How to reuse BRAM once it's not needed by module?

I'm working on a (seemingly) simple project as a learning exercise: connecting an SSD1331-based 96x64 PMOD display via iCEstick (Lattice iCE40HX-1k FPGA) to PC so I can send some RGB565-encoded image through USB to be shown on said display.

Thing is, SSD1331 display requires an initialization procedure just to get to the "clear black screen" state. There's about 20 commands to be shifted into display controller; length varies between 1 and 5 bytes, total is 44 bytes.

So far I wrote Verilog pwr_on module with FSM for shifting commands into PMOD in the right sequence; values for the commands are defined as localparam. Everything works fine but there's always a but. I figured all those command constants get stored in LUTs (I'm not inferring any RAM blocks so where else would they go, right?), and with only 1,280 LUTs available in iCE40HX1k using a hundred or so of them for init procedure that takes about 150ms and is never needed until the next reset seems to be a waste.

Now, I can see the following ways to deal with this problem:

Don't implement init sequence in FPGA at all; instead, send those commands via USB.
Simple but not that interesting; after all, I'm trying to learn FPGA programming, not Linux drivers.
Take advantage of SB_WARMBOOT and multi-configuration.
iCE40HX can have up to 4 configurations stored in EEPROM; SB_WARMBOOT primitive basically lets you jump between them at will. I could program init procedure in configuration 0 and once it's done jump to configuration 1 with USB support, thus having a clean slate. However, I need to hold at least 3 display PMOD pins (pmod_enable, vcc_enable and pmod_rstn) high while in transition between the configurations. I cannot find any means to do that; if anybody knows please send me in the right direction.
Store commands data in BRAM.
HX1K has 16 RAM4K blocks (each storing 4096 bits) so even one of them should provide plenty of room for 44 bytes of command data without spending valuable LUTs.

Option 3 looks simple enough. However, being scrooge about my resources I'd love to have that RAM4K block available for other tasks once init is done. Now, it seems to me that Verilog synthesizer (I'm using yosys) is completely oblivious of the fact that when pwr_on module pulls done wire high, the BRAM cell it's been attached to can be reused when inferring other logic.
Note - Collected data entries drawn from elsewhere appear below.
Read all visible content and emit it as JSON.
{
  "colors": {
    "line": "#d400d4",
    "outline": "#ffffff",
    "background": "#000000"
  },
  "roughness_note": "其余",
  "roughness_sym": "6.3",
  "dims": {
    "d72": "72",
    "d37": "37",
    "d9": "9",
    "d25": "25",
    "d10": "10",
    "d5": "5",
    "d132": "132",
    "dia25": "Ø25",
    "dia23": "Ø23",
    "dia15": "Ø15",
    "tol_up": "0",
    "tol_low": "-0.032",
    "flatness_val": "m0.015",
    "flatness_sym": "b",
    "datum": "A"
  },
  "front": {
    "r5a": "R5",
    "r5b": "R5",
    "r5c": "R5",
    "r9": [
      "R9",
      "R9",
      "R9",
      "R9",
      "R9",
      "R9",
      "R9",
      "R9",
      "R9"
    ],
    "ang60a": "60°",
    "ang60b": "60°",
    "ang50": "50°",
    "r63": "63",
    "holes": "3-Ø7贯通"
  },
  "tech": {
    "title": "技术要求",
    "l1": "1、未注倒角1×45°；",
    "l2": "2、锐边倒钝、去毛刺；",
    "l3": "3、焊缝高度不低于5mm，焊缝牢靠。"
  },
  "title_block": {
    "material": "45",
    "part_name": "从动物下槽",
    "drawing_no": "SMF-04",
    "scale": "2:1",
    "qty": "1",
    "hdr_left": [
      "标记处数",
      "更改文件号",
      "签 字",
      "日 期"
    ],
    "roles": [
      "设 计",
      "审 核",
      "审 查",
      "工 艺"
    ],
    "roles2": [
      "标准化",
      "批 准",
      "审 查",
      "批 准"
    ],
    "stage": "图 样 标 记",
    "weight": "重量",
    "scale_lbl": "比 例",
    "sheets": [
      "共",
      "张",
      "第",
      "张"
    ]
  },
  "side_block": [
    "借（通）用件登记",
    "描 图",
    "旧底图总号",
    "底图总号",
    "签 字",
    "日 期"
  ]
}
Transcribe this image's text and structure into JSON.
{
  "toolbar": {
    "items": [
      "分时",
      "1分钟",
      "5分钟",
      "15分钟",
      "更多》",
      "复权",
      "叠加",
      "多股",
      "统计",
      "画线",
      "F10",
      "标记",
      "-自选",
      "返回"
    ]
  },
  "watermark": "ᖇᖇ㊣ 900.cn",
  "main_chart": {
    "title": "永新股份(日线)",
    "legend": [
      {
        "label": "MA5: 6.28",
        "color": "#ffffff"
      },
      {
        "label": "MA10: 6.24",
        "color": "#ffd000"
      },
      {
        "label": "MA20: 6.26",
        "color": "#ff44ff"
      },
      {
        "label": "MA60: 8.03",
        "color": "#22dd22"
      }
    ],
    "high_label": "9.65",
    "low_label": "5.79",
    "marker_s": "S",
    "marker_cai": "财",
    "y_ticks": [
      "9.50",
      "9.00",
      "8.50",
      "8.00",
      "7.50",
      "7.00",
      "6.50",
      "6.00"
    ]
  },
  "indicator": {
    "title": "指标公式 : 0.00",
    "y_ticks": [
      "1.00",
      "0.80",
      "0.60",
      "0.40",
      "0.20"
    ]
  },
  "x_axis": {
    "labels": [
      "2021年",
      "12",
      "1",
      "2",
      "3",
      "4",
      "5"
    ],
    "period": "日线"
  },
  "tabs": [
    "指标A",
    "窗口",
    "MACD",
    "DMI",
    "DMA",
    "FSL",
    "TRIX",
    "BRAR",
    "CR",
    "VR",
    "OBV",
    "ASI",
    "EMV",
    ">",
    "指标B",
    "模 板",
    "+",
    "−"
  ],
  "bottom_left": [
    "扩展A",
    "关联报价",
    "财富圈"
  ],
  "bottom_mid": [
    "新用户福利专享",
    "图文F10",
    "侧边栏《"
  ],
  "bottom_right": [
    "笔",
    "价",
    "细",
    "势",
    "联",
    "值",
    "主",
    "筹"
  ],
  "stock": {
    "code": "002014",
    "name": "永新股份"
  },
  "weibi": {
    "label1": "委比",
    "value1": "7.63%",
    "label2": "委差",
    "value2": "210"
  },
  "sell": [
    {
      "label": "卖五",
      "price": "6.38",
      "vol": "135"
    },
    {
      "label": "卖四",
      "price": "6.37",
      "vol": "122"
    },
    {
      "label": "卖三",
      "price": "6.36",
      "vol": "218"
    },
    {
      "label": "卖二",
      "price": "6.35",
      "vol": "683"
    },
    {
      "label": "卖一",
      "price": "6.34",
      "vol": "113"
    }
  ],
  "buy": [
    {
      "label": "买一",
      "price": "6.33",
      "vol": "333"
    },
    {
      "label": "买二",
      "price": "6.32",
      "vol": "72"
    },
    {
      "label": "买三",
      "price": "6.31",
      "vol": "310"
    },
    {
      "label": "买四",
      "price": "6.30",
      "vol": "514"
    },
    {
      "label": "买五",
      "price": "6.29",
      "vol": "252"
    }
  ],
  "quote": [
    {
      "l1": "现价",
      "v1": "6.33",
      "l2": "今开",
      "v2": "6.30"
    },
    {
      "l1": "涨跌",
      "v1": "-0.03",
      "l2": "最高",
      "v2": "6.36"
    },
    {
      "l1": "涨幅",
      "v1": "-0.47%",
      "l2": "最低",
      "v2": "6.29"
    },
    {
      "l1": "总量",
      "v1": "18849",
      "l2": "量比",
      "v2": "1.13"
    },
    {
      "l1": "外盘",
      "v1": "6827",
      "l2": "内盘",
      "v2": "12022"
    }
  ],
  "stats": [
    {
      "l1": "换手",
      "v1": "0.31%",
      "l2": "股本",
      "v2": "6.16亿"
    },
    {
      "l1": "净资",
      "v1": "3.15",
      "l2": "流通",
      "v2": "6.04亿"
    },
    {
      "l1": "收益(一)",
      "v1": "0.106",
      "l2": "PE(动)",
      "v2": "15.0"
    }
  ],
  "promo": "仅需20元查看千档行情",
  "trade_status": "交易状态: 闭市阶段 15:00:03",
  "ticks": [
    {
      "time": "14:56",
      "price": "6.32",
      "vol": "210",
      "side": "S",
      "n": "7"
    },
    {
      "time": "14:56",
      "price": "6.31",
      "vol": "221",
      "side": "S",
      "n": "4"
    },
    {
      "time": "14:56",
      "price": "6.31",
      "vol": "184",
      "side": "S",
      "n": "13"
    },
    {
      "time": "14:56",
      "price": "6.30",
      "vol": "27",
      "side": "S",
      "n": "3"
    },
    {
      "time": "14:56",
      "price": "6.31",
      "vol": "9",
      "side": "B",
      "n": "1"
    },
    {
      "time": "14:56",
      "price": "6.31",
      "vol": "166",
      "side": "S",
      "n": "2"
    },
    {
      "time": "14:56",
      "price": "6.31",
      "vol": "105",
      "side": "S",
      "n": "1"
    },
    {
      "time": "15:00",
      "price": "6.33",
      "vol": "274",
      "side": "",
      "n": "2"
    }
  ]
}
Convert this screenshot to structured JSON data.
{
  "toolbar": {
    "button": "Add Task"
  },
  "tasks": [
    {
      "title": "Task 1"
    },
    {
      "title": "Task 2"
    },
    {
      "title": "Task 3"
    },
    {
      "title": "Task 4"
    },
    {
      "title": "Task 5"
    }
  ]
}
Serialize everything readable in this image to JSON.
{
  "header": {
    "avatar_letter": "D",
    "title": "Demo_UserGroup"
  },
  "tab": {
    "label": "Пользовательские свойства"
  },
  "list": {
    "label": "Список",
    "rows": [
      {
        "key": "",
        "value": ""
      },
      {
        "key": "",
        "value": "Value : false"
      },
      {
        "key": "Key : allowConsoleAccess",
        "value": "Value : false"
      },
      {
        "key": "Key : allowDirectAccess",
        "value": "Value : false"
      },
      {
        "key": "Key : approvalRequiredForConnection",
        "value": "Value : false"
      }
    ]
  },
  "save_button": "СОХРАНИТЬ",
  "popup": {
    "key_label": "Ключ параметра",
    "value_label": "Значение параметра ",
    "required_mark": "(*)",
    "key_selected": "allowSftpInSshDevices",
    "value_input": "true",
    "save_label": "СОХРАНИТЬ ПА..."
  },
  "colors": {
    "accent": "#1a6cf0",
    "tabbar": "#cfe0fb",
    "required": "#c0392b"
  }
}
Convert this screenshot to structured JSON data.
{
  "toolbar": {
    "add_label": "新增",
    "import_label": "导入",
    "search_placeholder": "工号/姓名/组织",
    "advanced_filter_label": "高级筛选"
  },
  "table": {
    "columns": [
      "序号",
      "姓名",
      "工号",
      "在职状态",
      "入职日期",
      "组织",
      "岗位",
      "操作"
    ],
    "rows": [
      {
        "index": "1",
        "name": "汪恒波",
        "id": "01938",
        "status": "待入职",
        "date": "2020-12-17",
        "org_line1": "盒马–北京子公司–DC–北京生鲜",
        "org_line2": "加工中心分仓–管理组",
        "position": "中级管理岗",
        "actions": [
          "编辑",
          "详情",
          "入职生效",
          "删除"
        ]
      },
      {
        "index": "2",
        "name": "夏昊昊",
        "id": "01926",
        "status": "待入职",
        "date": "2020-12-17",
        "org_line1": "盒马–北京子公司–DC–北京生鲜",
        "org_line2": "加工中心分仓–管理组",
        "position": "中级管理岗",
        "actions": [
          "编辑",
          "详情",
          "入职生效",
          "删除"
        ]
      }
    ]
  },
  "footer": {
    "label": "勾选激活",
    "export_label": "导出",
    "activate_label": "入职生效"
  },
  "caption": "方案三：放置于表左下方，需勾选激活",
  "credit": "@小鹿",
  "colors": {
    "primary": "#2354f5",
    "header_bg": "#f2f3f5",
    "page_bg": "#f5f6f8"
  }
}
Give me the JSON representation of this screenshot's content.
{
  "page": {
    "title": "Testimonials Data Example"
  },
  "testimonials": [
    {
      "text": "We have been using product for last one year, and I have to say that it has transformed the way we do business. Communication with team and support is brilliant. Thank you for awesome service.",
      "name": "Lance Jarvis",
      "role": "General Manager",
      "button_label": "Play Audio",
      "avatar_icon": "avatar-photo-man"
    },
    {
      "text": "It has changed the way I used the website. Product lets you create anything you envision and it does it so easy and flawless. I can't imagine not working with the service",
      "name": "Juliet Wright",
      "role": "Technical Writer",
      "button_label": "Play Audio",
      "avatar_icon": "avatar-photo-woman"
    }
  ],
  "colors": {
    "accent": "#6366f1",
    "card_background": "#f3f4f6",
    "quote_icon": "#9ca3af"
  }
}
One solution that comes to mind is to allocate that BRAM block in a separate module, fill it with the data I need for init and wire it to pwr_on module, then rewire it to other modules as needed. Yet this approach looks ugly for a few reasons, thus the question: is there a trick I'm missing? How could I use one BRAM block in, let's say, SB_RAM512x8 configuration for one module and then reuse it as SB_RAM256x16 for another?

Solution

Multiplex the read address to the EBR used for PMOD configuration data

EBR's of ice40 can not, in my knowledge, change the WRITE_MODE and READ_MODE while running (please correct me if I'm wrong). Hence, I would suggest to instantiate your EBR in the configuration you want to use after initiation of the PMOD. The contents of the EBR must include the configuration data for the PMOD, specified the usual way via INIT_0 through INIT_F.

The read address to the EBR need to be a mux of an address from the FSM controlling PMOD-initiation, and the address to use after initiation, this will only cost around 8 LUTs.